A Andrei Tarkovski le gustaba Terminator de James Cameron, de 1984.

Sí: el eximio, el delicado, el complejo creador de filmes tan sutiles como El espejo, había visto la barata (por económica) producción de Cameron en Londres y le había gustado. Por supuesto, no la devastadora (por gratuita) violencia de algunas de sus escenas, pero le había gustado algo que parece, a primera vista, ubicado en las antípodas de su propia esfera estética de creación.

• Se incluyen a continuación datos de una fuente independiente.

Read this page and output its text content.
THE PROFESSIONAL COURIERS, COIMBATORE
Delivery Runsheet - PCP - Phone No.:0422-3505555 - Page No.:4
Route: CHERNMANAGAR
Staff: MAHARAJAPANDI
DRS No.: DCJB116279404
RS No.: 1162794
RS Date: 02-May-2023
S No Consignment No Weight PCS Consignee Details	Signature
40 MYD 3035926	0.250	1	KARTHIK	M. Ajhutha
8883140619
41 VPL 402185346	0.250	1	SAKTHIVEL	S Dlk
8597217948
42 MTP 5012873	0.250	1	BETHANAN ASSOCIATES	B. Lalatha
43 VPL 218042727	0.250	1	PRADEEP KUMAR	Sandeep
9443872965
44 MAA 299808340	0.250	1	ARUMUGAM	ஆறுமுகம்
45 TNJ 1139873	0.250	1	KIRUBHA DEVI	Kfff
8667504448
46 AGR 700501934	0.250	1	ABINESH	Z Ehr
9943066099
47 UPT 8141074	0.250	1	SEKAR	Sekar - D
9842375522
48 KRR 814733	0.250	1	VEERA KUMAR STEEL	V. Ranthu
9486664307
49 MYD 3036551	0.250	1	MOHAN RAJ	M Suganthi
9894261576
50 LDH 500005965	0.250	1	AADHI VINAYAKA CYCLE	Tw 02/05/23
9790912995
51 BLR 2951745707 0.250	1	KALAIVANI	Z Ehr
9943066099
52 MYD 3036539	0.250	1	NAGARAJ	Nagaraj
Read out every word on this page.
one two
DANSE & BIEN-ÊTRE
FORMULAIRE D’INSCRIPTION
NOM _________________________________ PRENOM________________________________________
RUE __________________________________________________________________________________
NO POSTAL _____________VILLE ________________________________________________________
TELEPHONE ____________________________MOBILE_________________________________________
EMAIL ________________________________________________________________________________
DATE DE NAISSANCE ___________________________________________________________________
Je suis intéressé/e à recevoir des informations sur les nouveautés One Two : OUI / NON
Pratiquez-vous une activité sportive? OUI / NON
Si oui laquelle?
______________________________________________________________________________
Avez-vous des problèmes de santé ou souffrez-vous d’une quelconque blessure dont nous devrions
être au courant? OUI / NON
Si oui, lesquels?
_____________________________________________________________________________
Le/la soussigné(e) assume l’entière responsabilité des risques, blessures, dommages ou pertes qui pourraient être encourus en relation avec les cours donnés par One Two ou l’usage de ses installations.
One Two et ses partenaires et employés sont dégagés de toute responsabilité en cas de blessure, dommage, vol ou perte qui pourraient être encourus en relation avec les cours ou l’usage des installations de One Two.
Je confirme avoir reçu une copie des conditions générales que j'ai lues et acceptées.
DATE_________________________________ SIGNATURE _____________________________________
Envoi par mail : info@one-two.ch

No sabemos qué podría haberle visto… pero me atrevería a afirmar que lo que le gustó en aquella película, fue poder ver las antípodas. No porque lo suyo fuera bello y lo de Cameron fuera feo. La fealdad no es lo contrario de la belleza, sino la ausencia de la belleza… y a su vez, la ausencia no es lo contrario de la presencia, sino una forma perversa de la presencia. Lo que podía ver en Terminator era otra forma de la belleza, seguramente muy lejos de ‘su’ belleza, pero se sentía libre de verla. Libre de ver.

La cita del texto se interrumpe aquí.